Tak berhenti di situ, status hukum Febrie pun sempat berubah dari tersangka
menjadi saksi. Meski begitu, belakangan mantan Kepala Kejaksaan Tinggi DKI
Jakarta itu kembali menjadi tersangka. Pada
saat yang hampir bersamaan, Kejaksaan Agung menghentikan pengumpulan data dan
keterangan terkait dengan proyek makan bergizi gratis. Jika kita menyelisik
lebih jauh, ada pula dugaan bahwa penggeledahan di rumah Febrie dipicu
penanganan tindak pidana korupsi proyek makan bergizi yang menyeret perwira tinggi
kepolisian. Mengapa
terjadi perubahan besar dalam waktu yang begitu cepat dalam sebuah perkara
tindak pidana korupsi? Apakah pertemuan-pertemuan dengan presiden punya
dampak terhadap kasus ini? Benarkah presiden bisa mengubah langkah suatu
penanganan perkara? Koordinasi
atau Intervensi? Presiden
sebagai kepala pemerintahan dapat melakukan koordinasi dalam hal penegakan
hukum yang masih berada dalam ruang lingkup eksekutif. Hal ini pernah
terjadi, misalnya, dalam perkara korupsi pengadaan simulator surat izin
mengemudi pada 2012. Skandal ini dikenal sebagai kasus “Cicak versus Buaya
jilid II”. Perkara
yang disidik Komisi Pemberantasan Korupsi itu mendapat penolakan dari
Kepolisian RI. Kasus ini juga memicu personel kepolisian menggeruduk gedung
KPK untuk menangkap penyidik KPK, Novel Baswedan, atas tuduhan penganiayaan
yang terjadi beberapa tahun sebelumnya. Presiden
Susilo Bambang Yudhoyono memanggil Kepala Polri, Jaksa Agung, dan Ketua KPK
ke Istana Negara karena kegaduhan yang timbul dalam kasus Cicak versus Buaya
jilid II. Seusai pertemuan itu, Presiden Yudhoyono mengumumkan keputusan yang
ia ambil. Sesuai dengan Undang-Undang KPK dan Kitab Undang-Undang Hukum Acara
Pidana (KUHAP), ia menegaskan agar KPK melanjutkan proses penyidikan.
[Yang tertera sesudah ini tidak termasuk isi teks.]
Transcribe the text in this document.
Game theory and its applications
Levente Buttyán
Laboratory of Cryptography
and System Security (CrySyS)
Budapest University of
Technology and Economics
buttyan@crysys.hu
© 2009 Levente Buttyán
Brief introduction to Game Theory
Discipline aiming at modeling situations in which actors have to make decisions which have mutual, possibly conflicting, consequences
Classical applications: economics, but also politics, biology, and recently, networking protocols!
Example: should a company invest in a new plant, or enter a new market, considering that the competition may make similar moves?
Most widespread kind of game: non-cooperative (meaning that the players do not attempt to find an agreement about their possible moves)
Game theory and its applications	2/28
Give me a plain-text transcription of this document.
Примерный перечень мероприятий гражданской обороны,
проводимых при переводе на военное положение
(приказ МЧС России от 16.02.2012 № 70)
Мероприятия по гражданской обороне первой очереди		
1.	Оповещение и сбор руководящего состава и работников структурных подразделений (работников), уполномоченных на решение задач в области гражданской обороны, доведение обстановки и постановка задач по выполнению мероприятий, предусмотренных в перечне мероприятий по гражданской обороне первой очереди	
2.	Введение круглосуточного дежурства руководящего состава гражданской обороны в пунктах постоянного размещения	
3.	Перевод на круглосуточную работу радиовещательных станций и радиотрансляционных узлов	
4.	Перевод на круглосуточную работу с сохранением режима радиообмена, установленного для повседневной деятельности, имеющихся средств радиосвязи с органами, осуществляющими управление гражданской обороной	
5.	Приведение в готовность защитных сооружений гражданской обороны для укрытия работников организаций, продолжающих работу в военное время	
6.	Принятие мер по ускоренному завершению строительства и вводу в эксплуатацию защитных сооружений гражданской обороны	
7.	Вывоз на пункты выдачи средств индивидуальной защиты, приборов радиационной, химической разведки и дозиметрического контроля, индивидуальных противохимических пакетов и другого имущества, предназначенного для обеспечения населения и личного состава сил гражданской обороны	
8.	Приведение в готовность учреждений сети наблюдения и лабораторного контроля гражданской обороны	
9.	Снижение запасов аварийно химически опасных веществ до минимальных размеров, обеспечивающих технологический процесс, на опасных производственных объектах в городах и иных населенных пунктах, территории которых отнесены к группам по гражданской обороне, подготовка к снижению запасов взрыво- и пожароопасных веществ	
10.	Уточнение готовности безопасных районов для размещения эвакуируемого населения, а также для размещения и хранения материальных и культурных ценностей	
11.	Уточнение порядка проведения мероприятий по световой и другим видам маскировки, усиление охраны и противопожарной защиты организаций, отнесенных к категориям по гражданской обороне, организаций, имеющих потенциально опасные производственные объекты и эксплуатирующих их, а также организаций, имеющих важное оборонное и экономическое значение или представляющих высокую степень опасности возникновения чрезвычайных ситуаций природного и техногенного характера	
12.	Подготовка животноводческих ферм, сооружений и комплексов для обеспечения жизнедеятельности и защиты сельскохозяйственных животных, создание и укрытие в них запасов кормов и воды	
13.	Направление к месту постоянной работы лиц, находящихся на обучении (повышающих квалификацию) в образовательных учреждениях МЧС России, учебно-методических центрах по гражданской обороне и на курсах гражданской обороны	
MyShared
Yudhoyono juga meminta penundaan kasus Novel. Peristiwa
itu sama dengan perkara Febrie Adriansyah dalam dua hal: ada kegaduhan yang
ditimbulkan dan ada koordinasi yang dilakukan presiden. Tapi ada satu hal
penting yang membedakan keduanya, yaitu kepatuhan pada hukum. Presiden
dan jajarannya menerobos KUHAP ketika berkoordinasi menangani kasus Febrie.
Salah satunya mengenai perpindahan penyidikan dari polisi kepada jaksa. Dalam
perkara tindak pidana korupsi yang diproses kepolisian, pelimpahan perkara
dari polisi ke jaksa semestinya terjadi pada tahap penuntutan. KUHAP tak
mengenal peralihan atau pelimpahan di tengah penyidikan yang juga diikuti
pengiriman berkas dan barang bukti kepada institusi lain. Perpindahan
penanganan kasus Febrie juga mengabaikan fakta adanya konflik kepentingan.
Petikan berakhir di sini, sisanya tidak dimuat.